A piece of my mind: Back to the heart of the matter
Toll E.    JAMA. 2015 May 12;313(18):1829-30.    
Elizabeth Toll, MD is a recipient of an APGF mentoring grant.
The author describes why and how she went from treating patients’ physical health only to also treating their emotional health.

The forthcoming June 2015 issue of Academic Medicine is a theme issue on professional identity formation. The issue was co-edited by Hedy Wald, PhD, one of our Gold Humanism Scholars. Several papers are already out online ahead of print including:

Other publications

Interventions to cultivate physician empathy: A systematic review
Kelm Z, Womer J, Walter JK, Feudtner C.    BMC Med Educ. 2014 Oct 14;14:219.
Researchers performed a systematic review of literature regarding interventions that were quantitatively evaluated to detect changes in empathy among medical students, residents, fellows and physicians. After qualitatively synthesizing the findings of 64 studies, they found that 8 of the 10 studies with highly rigorous designs showed that targeted interventions did increase empathy. The remainder of the studies were inadequately designed.

How patient-centered do female physicians need to be? Analogue patients’ satisfaction with male and female physicians’ identical behaviors
Hall JA, Roter DL, Blanch-Hartigan D, Mast MS, Pitegoff CA.    Health Commun. 2015 Sep;30(9):894-900.
Researchers conducted an experiment where two male and two female actors portrayed physicians speaking to a patient using high or low patient-centered scripts while not varying their nonverbal cues. 192 students watched videos of these interactions and rated their satisfaction with the physician. Researchers found that high verbal patient-centered behavior by female physicians is not recognized as a marker of clinical competence, as it is for male physicians, but is rather seen as expected female behavior.

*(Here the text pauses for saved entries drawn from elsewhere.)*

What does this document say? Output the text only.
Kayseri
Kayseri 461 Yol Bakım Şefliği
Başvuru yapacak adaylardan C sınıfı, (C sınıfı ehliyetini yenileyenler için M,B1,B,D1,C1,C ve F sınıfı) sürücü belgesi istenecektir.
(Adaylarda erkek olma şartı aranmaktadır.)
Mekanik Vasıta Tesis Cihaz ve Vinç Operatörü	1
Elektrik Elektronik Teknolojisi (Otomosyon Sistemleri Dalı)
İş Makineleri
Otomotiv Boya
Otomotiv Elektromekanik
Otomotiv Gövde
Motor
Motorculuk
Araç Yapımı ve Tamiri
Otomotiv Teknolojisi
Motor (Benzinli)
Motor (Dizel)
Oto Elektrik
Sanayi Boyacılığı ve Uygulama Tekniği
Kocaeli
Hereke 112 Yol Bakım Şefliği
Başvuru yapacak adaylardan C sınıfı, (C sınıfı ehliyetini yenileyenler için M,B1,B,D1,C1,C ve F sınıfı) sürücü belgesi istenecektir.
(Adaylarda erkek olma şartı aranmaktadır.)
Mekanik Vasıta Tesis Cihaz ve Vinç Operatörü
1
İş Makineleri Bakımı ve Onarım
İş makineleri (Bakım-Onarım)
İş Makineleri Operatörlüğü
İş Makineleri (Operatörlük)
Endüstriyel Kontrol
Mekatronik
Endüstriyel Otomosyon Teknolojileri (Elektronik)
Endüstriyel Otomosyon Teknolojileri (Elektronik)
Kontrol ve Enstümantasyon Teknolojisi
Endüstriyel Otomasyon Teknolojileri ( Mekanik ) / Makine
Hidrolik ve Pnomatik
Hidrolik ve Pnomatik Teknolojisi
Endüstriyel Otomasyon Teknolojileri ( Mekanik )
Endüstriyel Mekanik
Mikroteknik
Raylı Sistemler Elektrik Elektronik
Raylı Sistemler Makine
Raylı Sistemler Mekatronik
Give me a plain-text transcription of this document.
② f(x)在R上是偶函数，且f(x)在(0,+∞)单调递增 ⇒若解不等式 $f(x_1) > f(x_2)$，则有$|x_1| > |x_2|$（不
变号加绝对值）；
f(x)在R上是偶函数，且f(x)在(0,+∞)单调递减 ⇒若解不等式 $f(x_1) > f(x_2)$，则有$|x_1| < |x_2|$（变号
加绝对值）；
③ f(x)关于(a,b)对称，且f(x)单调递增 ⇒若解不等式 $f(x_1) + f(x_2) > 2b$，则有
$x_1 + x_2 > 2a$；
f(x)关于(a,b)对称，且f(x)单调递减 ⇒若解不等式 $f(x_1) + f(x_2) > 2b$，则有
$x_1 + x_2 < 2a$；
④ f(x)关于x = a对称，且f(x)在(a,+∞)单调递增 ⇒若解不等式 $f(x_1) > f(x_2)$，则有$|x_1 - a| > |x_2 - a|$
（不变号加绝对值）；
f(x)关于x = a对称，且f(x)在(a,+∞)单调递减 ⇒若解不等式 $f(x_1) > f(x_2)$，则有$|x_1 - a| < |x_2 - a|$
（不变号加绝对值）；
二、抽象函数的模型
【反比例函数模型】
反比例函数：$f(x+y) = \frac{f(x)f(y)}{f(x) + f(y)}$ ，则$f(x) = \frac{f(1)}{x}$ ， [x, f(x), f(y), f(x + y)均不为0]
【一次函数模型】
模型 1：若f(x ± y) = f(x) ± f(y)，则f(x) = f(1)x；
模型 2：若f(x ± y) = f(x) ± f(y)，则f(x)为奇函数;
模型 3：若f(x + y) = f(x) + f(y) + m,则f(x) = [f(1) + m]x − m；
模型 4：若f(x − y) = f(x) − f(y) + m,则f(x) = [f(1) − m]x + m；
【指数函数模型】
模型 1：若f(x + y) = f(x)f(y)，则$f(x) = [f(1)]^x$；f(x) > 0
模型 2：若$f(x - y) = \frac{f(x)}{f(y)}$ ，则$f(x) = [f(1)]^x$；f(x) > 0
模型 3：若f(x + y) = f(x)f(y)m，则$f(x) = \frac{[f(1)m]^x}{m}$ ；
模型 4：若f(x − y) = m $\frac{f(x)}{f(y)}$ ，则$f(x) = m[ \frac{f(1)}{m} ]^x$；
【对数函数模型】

A mapping of people’s positions regarding the breaking of bad news to patients
Igier V, Muñoz Sastre MT, Sorum PC, Mullet E.    Health Commun. 2015 Jul;30(7):694-701.
Researchers surveyed 50 nursing professionals and 140 adults who had in the past received bad medical news or whose elderly relatives had in the past received bad news. These participants indicated the acceptability of physicians’ conduct in 72 vignettes of giving bad news to elderly patients. Researchers found four qualitatively different positions about how much truth should be told to patients.